Cricketer Amelia Kerr on how family saved her amid mental health battle
But after they surprised the young all-rounder with a lifesaving intervention that made her feel as if 'she was at her own funeral', their support became crucial to her ongoing management of anxiety and depression.
Kerr took her game to another level in 2024 to be crowned player of the tournament during New Zealand's maiden T20 World Cup title run, and the International Cricket Council's Women's Cricketer of the Year.
She was a prized pick-up for WBBL side the Sydney Sixers last season, after stints at the Brisbane Heat, and starred for the Mumbai Indians during their 2025 WPL title-winning season earlier this year.
But reaching these heights has been anything but easy for the 24-year-old, who began to bottle up her emotions in her late teens because she felt she should be grateful to be 'living out my childhood dream' playing for the White Ferns.
'I was also living with the belief that everything I did had to be perfect. I never gave myself a break,' Kerr told News Corp's Can We Talk? campaign, in partnership with Medibank.
'My thoughts started to consume me and my only escape, the only place where my mind was clear and I felt like I could breathe, was training.
'I would get up early, train all day, then go to the pool at night and do recovery, so all I needed to do was come home eat, shower and try to sleep.
'I tried to avoid my family because I didn't want them to see the pain I was in.'
Kerr said she believed that her loved ones couldn't fix her anguish, and therefore didn't want to burden them.
But in 2021, the floodgates opened after she was sent home from a White Ferns training camp.
Kerr said the decision angered her at the time, but she had since realised she 'had reached a crisis point' and needed 'serious help'.
Teammate and close friend Maddy Green flew back with Kerr to her hometown of Wellington, where her parents, sister (fellow White Ferns cricketer Jess), grandparents, aunties and uncles staged a second intervention.
A 10-minute, tear-filled speech by her dad, former Wellington player Robbie Kerr, was one of 'many powerful messages that night' that Kerr said gave her hope.
'I thought, 'My family need me here and I need to try get better for them',' she said.
'My family saved my life.
'They knew I was struggling, but they didn't quite know the degree.
'I was then taken to the crisis team at hospital (where) I spoke about how I was feeling. 'Everyone in that room was in tears.'
Weekly sessions with a psychiatrist, medication and close monitoring followed, allowing Kerr to 'feel safe for once'.

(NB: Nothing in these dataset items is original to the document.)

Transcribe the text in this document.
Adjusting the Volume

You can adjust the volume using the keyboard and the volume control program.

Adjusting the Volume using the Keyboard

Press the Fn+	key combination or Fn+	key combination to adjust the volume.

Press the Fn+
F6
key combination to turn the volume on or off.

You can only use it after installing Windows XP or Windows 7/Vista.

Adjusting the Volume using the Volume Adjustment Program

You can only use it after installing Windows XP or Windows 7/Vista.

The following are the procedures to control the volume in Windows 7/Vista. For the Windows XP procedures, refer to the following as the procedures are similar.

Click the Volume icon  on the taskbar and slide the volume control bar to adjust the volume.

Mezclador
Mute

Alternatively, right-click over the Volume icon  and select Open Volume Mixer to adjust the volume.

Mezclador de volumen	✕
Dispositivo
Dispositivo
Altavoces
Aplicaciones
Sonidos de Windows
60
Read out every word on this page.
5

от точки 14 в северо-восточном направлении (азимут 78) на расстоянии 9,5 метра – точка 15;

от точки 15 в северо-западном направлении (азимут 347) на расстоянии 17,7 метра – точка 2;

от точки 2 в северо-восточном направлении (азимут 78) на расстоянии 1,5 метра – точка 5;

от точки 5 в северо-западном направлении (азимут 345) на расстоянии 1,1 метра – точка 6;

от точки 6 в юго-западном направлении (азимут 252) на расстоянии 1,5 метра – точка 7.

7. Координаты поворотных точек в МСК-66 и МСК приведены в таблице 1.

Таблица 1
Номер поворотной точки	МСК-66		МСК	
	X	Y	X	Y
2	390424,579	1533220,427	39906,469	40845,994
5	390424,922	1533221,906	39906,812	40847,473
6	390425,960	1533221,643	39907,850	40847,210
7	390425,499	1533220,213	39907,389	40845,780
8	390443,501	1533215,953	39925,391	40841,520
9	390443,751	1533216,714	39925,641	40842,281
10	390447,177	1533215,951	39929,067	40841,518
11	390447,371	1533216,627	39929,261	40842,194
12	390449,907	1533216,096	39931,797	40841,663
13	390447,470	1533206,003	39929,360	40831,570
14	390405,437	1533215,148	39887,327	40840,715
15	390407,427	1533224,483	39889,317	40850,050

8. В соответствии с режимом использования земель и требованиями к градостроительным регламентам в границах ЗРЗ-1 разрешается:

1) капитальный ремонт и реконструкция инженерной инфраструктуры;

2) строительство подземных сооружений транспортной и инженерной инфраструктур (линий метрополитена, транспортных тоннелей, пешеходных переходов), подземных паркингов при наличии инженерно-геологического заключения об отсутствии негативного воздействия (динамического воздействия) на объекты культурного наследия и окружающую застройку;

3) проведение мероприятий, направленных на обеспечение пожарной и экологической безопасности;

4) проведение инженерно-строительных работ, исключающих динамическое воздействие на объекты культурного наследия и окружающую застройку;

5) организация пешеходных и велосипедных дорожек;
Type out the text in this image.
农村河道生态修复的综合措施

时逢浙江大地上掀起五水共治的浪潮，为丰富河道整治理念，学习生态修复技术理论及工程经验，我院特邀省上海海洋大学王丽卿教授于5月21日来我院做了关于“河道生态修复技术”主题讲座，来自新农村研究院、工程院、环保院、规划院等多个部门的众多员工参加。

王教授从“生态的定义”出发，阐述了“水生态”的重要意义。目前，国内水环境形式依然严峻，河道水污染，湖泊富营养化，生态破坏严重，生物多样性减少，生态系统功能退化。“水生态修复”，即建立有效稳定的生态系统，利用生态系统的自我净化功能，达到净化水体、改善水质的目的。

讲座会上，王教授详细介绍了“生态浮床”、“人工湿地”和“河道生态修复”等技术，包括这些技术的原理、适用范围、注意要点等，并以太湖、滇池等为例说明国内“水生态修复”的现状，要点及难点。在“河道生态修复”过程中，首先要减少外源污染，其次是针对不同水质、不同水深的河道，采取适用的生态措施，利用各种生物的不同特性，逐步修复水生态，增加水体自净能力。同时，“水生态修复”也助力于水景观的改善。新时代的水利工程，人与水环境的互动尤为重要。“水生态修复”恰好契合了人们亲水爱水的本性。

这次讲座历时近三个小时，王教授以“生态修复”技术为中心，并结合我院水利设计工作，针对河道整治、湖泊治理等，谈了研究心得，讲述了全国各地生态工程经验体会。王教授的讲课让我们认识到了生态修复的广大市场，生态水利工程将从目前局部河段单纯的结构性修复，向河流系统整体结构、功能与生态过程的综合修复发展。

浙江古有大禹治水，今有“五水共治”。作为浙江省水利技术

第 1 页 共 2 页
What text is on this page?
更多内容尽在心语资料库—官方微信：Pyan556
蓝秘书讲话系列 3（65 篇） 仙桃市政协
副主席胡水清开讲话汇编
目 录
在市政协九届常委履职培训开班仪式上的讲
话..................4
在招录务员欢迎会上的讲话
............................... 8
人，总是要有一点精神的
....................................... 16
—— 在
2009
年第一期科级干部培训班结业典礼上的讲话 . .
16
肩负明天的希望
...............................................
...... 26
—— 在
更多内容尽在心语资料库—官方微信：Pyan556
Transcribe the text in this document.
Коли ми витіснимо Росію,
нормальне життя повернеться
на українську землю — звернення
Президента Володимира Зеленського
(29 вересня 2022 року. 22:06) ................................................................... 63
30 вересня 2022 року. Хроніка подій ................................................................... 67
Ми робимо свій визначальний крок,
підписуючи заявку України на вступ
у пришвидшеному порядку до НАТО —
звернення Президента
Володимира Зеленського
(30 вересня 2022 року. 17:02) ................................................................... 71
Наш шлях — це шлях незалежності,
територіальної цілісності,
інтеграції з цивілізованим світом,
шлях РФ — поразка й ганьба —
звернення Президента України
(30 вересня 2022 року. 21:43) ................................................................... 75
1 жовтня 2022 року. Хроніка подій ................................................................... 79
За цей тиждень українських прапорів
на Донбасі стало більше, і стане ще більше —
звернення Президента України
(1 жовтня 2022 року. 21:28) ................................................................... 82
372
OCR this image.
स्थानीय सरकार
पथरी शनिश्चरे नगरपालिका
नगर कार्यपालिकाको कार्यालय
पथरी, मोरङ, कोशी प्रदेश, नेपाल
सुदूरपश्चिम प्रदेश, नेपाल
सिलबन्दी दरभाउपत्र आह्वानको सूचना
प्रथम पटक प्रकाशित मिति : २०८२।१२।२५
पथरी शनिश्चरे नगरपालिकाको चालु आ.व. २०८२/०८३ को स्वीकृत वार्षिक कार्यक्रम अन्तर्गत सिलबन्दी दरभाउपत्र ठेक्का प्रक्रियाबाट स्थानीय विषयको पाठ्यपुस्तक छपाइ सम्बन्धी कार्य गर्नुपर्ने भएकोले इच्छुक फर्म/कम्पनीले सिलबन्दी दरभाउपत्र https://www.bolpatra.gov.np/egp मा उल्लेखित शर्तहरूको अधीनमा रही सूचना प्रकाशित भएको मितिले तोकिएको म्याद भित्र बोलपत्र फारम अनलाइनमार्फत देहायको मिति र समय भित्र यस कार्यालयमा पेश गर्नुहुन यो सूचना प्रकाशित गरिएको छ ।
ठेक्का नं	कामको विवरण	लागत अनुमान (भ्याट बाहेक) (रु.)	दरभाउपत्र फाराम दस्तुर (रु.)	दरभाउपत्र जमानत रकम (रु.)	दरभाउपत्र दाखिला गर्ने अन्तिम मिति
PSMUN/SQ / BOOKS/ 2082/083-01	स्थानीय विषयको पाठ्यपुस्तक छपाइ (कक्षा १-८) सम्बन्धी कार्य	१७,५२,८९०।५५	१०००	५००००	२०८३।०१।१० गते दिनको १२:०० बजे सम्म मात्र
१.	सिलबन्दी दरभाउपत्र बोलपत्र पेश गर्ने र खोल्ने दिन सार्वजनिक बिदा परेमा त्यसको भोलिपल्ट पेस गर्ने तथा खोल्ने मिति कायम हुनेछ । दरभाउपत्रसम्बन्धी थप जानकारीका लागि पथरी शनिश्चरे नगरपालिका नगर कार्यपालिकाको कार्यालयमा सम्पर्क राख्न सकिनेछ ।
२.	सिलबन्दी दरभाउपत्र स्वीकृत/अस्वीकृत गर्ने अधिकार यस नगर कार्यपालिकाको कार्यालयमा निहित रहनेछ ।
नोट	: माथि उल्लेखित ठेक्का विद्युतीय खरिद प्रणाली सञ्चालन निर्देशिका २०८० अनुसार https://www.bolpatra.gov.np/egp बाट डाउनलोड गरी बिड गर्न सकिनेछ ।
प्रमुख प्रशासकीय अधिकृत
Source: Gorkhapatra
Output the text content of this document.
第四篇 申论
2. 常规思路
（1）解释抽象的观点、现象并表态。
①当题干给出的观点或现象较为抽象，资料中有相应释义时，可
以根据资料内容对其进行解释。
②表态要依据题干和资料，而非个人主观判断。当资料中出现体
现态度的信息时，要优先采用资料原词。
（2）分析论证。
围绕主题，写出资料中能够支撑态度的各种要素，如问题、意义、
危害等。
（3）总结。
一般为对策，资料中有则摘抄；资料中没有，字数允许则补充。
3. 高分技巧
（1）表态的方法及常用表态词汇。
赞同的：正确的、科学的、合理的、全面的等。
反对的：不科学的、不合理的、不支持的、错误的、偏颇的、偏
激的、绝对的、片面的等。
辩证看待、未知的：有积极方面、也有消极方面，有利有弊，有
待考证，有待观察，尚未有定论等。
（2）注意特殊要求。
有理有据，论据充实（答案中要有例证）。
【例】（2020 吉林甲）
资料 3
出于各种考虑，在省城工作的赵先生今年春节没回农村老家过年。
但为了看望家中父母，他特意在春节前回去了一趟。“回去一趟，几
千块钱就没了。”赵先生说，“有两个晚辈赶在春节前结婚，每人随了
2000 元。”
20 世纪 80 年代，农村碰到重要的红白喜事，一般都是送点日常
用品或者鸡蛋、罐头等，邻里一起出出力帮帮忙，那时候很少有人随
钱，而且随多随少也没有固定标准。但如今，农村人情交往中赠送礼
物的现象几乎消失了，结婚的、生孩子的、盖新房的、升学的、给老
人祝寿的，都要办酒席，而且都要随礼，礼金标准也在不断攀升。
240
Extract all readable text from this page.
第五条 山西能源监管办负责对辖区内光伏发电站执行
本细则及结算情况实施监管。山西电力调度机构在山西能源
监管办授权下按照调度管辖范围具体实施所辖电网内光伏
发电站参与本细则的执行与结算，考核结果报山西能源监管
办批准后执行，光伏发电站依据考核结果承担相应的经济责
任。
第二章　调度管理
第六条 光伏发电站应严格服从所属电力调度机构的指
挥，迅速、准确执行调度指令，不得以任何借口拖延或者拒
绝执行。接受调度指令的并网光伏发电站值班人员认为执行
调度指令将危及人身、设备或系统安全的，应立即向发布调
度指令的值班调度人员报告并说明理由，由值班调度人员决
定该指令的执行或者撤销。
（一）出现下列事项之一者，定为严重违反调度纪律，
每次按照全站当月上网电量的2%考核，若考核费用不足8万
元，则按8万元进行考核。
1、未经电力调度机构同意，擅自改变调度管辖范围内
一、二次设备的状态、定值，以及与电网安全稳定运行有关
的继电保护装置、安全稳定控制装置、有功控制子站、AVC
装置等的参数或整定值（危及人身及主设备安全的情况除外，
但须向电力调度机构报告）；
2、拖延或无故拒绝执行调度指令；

The talented bowler and batter also went public with her mental health battles when she pulled out of the White Ferns' 2021 tour of England.
While she was 'scared' to be so open, doing so 'was me standing up for something I am passionate about, so it can provide others with hope that things can get better'.
Kerr continues to manage her mental health through regular psychologist sessions, learning her 'warning signs' so she can ask for help before getting to a bad place, having a routine, practising gratitude and putting time towards activities that 'fill my cup' like exercise, being in nature, reading, playing guitar and being with loved ones.
She also created Treading Water – a series on her website, outoftherough.nz, in which 14 people share their stories of mental illness and recovery to 'help normalise those conversations'.
Importantly, Kerr and her family have built 'a relationship of trust' in which she feels comfortable to 'tell them how I feel, and for them to do the same'.
'The experiences we have shared have made us even closer and more grateful for life,' she said.